If you have lung disease, but have not had a spirometry test, the Social Security Administration may arrange for you to have one. Even if you have had the test, the Social Security Administration may require you to be retested because the test must be administered in accordance with strict rules. Accurate testing must be done to assure you are treated fairly.
The test results must include the actual breathing curves. Spirometry test results in medical records often do not include the actual breathing curves, just the numerical results.
If there is no clinical evidence that you have significant lung disease and the reported spirometric values in your medical records are not significantly abnormal, the Social Security Administration will not send you for retesting.

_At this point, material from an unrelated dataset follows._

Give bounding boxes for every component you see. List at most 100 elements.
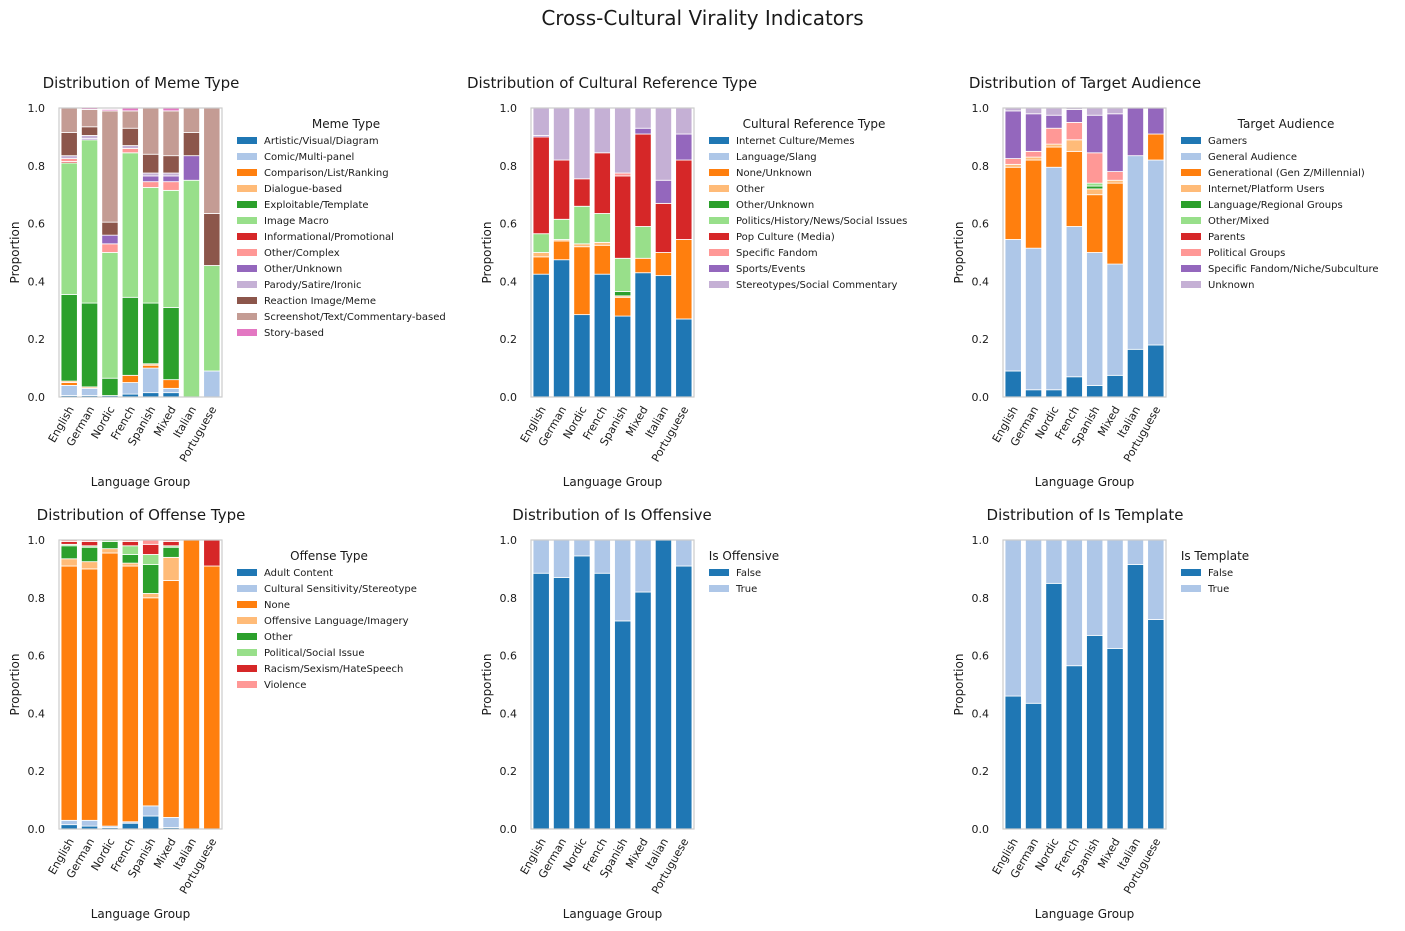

In fact, the Social Security Administration is not obligated to obtain spirometry on claimants who have no evidence in their medical records of a respiratory disorder, even if there are no spirometric values of any kind in the file.
ABGS is the most important test used for the evaluation of the restrictive pulmonary disorders that involve a decrease in gas exchange—the parenchymal restrictive lung diseases. ABGS is performed on a sample of blood from the radial artery in the wrist or brachial artery in the arm, unlike most blood samples that are taken from a superficial vein just under the skin.
An ABG test checks how well your lungs are doing in moving oxygen into the blood and removing carbon dioxide from it. ABGS measures arterial oxygen pressure (PaO2), also known as oxygen tension, carbon dioxide pressure (PaCO2), and acidity (pH).
The Social Security Administration should not send you for ABGS, unless absolutely necessary to determine whether you are disabled, because it is invasive. Although complications are unusual, the person sticking a needle in the radial artery could damage the artery or other structures in the wrist; use of the brachial artery carries additional risk and should be done only when the radial artery cannot be used. The needle stick is also painful in either method.
DLCO is a test used to evaluate of the severity of parenchymal restrictive lung diseases. It is of little value in assessing severity in COPD. The test measures how well your lungs can transfer carbon monoxide (CO) into the blood. By measuring how easily CO moves across the alveolar membrane of the lungs, doctors can deduce whether there is also a problem limiting the exchange of oxygen and carbon dioxide between blood and the atmosphere.
Two different methods are used for this test. The single-breath method is the one required by the Social Security Administration. This method requires you to take a breath of air containing a very small amount of carbon monoxide from a container while measurements are taken. (The other method, the steady-state method, requires you to breathe air containing a very small amount of carbon monoxide. The amount of carbon monoxide in the breath you exhale is then measured.)
DLCO can be abnormal in emphysema, if the disease is very advanced, because lung tissue is damaged. However, DLCO is not an accurate enough means of determining the severity of emphysema; spirometry is more appropriate. In some instances, more applicable to clinical medicine than disability determination, DLCO testing can help distinguish between emphysema and asthma, because asthma will have normal values.